Grâce à la sagesse éclairée du souverain actuel, toutes les améliorations possibles s’accompliront graduellement en Russie. Mais il n’est rien de plus absurde que les discours répétés d’ordinaire par ceux qui redoutent les lumières d’Alexandre. « Pourquoi, disent-ils, cet empereur, dont les amis de la liberté sont si enthousiastes, n’établit-il pas chez lui le régime constitutionnel qu’il conseille aux autres pays ? » C’est une des mille et une ruses des ennemis de la raison humaine, que de vouloir empêcher ce qui est possible et désirable pour une nation, en demandant ce qui ne l’est pas actuellement chez une autre. Il n’y a point encore de tiers état en Russie : comment donc pourroit-on y créer un gouvernement représentatif ? La classe intermédiaire entre les boyards et le peuple manque presque entièrement. On pourroit augmenter l’existence politique des grands seigneurs, et défaire, à cet égard, l’ouvrage de Pierre Ier ; mais ce seroit reculer au lieu d’avancer ; car le pouvoir de l’empereur, tout absolu qu’il est encore, est une amélioration sociale, en comparaison de ce qu’étoit jadis l’aristocratie russe. La Russie, sous le rapport de la civilisation, n’en est qu’à cette époque de l’histoire, où, pour le bien des nations, il falloit limiter le pouvoir des privilégiés par celui de la couronne. Trente-six religions, en y comprenant les cultes païens, trente-six peuples divers sont, non pas réunis, mais épars sur un terrain immense. D’une part, le culte grec s’accorde avec une tolérance parfaite, et de l’autre, le vaste espace qu’occupent les hommes leur laisse la liberté de vivre chacun selon ses mœurs. Il n’y a point encore dans cet ordre de choses, des lumières qu’on puisse concentrer, des individus qui puissent faire marcher des institutions. Le seul lien qui unisse des peuples presque nomades, et dont les maisons ressemblent à des tentes de bois établies dans la plaine, c’est le respect pour le monarque, et la fierté nationale ; le temps en développera successivement d’autres.
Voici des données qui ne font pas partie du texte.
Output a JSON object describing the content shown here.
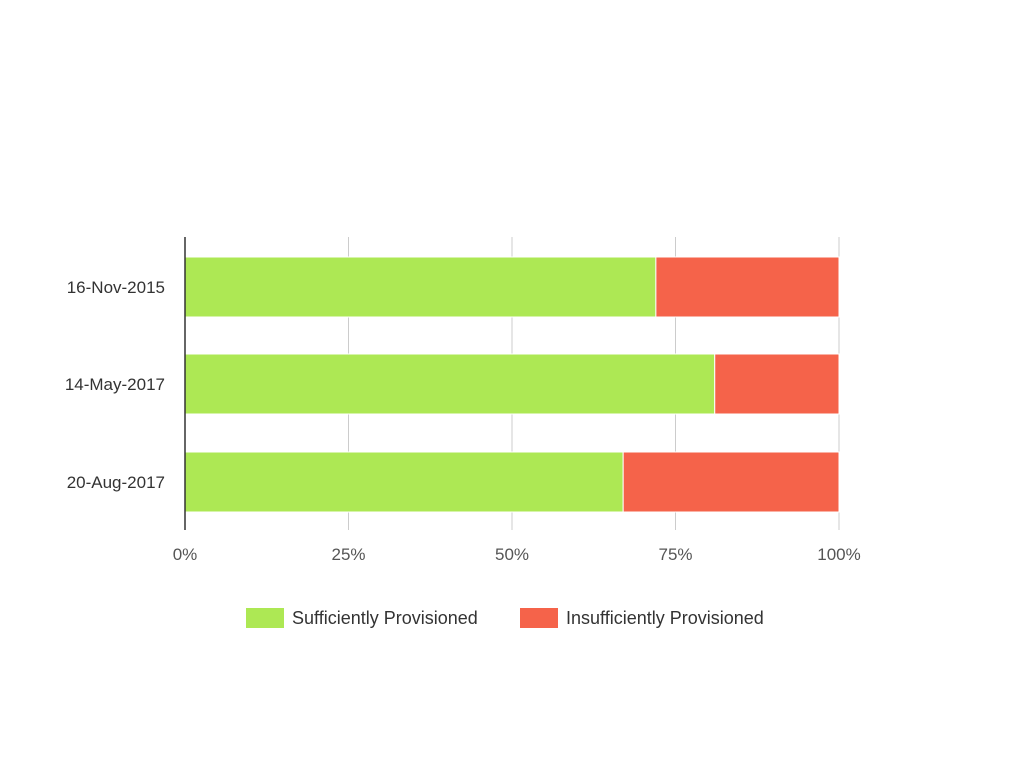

J’étois à Moscou un mois, jour pour jour, avant que l’armée de Napoléon y entrât, et je n’osai m’y arrêter que peu de momens, craignant déjà son approche. En me promenant au haut du Kremlin, palais des anciens czars, qui domine sur l’immense capitale de la Russie et sur ses dix-huit cents églises, je pensois qu’il étoit donné à Bonaparte de voir les empires à ses pieds, comme Satan les offrit à Notre-Seigneur. Mais c’est lorsqu’il ne lui restoit plus rien à conquérir en Europe, que la destinée l’a saisi, pour le faire tomber aussi rapidement qu’il étoit monté. Peut-être a-t-il appris depuis que, quels que soient les événemens des premières scènes, il existe une puissance de vertu qui reparoît toujours au cinquième acte des tragédies ; comme, chez les anciens, un dieu tranchoit le nœud quand l’action en étoit digne.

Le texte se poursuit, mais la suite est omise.